The nurse gets out a little pink plastic face mask with a tube that has an inflatable ring around the edge to maintain the seal and keep it comfortable, and then the mask is placed over the child’s face. It looks like a respirator or gas mask. We were told at the outset that 99% of children cry, but a deep sigh is still acceptable… right. I want to see the child that sighs into this little gizmo.
Zoe started off in her mom’s lap and the mask was placed over her face. She starts to cry, the machine hits 141, and the nurse takes the little mask off and says, “well the doctors usually want to see about 148, that’s about 100%, so 141 is 97% or so.
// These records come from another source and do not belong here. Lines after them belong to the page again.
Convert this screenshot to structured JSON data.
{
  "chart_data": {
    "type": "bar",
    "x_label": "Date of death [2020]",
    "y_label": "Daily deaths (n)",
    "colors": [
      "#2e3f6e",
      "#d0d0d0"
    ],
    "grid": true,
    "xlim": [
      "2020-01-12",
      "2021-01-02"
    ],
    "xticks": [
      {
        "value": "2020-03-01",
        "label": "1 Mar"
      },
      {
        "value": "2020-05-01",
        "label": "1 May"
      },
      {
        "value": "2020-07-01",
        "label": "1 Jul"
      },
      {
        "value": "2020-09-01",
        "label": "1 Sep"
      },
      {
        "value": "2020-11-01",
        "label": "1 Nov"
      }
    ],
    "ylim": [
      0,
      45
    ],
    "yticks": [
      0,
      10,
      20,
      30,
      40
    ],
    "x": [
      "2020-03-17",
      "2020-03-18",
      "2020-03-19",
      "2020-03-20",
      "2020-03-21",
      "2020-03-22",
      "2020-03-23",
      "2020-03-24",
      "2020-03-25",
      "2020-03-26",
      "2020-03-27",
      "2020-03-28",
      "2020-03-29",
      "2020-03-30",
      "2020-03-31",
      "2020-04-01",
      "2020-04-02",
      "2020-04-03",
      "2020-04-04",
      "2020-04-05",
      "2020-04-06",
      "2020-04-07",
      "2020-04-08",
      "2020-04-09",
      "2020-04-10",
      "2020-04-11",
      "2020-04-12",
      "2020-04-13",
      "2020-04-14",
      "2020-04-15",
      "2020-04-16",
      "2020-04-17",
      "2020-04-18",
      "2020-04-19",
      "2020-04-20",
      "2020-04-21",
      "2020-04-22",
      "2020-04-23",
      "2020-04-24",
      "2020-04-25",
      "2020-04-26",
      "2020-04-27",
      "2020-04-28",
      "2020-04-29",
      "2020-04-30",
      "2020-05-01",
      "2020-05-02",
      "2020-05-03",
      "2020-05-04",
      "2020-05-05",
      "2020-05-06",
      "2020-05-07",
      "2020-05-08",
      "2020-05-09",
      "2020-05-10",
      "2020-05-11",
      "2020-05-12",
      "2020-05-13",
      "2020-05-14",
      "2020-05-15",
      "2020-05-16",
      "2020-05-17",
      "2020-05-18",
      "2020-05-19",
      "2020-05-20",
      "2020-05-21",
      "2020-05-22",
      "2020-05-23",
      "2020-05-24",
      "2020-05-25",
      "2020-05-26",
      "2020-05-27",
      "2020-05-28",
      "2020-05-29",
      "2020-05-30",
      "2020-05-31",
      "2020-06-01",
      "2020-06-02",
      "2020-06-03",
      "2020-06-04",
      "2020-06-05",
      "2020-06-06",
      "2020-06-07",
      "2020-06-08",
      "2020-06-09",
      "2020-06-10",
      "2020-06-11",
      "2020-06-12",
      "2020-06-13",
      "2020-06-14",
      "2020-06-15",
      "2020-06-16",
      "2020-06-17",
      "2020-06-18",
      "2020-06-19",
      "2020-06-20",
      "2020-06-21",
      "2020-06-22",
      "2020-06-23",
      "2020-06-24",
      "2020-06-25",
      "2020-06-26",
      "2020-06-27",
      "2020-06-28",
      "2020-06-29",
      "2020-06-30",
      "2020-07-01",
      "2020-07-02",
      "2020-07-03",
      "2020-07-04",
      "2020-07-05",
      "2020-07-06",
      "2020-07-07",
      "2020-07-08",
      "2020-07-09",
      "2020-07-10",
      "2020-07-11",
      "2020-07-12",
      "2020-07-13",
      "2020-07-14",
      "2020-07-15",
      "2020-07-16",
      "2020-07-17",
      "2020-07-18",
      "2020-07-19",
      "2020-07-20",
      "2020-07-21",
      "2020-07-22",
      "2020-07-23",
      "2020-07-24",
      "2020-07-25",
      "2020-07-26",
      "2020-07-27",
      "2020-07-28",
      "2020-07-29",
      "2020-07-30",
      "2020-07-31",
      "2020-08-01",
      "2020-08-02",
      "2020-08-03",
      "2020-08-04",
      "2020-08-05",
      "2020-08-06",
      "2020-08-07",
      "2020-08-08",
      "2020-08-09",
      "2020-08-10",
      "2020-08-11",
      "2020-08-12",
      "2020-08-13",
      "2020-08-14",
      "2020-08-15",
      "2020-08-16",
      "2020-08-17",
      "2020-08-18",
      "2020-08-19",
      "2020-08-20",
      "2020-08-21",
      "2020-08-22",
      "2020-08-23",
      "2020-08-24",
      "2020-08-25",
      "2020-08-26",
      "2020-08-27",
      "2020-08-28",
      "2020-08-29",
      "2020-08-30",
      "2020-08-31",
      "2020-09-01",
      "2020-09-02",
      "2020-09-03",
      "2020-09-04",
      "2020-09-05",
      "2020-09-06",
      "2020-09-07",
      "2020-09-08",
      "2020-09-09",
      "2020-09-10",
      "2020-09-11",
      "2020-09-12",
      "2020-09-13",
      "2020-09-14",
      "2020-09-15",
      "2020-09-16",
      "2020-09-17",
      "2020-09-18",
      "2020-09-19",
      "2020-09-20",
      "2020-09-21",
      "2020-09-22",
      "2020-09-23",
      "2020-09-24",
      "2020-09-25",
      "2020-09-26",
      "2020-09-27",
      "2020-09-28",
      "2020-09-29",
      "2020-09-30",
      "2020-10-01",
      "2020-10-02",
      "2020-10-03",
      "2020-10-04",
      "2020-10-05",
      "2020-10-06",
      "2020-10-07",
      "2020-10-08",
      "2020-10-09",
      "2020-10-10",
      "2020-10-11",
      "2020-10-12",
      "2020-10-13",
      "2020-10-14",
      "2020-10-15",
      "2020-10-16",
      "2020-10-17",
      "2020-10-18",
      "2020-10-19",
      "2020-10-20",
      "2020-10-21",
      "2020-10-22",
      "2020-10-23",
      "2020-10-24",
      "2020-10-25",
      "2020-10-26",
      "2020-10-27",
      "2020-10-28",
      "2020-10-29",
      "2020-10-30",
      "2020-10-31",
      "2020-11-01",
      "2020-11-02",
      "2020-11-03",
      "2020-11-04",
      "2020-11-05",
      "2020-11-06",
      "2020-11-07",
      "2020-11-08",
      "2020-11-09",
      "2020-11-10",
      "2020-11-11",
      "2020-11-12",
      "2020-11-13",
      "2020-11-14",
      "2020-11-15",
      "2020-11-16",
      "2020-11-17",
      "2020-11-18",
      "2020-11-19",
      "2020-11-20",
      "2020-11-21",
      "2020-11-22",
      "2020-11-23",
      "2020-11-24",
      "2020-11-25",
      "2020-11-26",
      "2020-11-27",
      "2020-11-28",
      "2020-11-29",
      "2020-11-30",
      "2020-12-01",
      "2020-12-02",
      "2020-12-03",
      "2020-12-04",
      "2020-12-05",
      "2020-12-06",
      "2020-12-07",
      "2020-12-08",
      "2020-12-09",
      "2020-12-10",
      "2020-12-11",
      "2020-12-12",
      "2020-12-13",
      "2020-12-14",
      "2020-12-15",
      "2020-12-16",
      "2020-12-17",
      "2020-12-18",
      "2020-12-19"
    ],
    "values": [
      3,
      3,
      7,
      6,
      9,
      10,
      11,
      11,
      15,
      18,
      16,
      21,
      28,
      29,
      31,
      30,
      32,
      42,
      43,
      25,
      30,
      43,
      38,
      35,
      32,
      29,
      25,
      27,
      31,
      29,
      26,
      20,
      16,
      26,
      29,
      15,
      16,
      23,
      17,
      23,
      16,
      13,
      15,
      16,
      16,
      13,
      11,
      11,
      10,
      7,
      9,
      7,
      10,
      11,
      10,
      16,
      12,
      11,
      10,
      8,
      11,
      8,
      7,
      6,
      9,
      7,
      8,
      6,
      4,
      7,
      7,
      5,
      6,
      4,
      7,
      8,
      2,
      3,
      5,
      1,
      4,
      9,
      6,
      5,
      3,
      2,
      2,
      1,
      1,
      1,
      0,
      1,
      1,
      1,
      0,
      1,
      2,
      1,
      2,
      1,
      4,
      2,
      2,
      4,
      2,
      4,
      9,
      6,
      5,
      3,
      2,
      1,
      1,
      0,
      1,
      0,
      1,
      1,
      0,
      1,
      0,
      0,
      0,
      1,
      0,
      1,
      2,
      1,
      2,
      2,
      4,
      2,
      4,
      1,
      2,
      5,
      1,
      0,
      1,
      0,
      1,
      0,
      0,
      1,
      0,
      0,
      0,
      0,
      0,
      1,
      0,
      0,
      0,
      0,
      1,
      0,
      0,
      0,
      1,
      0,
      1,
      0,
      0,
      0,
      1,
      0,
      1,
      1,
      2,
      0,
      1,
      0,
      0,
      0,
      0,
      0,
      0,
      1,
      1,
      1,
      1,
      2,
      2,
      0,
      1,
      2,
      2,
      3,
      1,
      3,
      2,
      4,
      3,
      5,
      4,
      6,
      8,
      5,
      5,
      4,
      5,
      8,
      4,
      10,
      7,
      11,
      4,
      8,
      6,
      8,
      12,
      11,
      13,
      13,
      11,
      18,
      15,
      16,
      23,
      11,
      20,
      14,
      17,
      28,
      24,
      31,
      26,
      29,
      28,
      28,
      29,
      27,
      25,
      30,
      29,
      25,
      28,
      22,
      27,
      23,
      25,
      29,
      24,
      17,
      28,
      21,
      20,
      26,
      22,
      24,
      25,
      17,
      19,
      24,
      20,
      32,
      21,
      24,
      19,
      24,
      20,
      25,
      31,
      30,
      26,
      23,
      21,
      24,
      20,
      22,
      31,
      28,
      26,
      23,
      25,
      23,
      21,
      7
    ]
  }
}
That should be fine.”
The nurse says,”Really…?”, I look at Michelle and ask, “Really?”. The nurse says, “Ok”, picks up Zoe and puts her in her lap this time. She holds the mask hovering over Zoe’s face, looks up at us a moment as if to say, “are you ready for this?”, then clamps it down nice and snug.
Zoe immediately gives a nice loud “WAAAH,” the machine flies up to 280, and Michelle says, “yeah!” like Zoe had just won a contest. We knew she could do it!
Zoe was calm again moments later, and we are now absolutely sure her lung capacity is what it should be.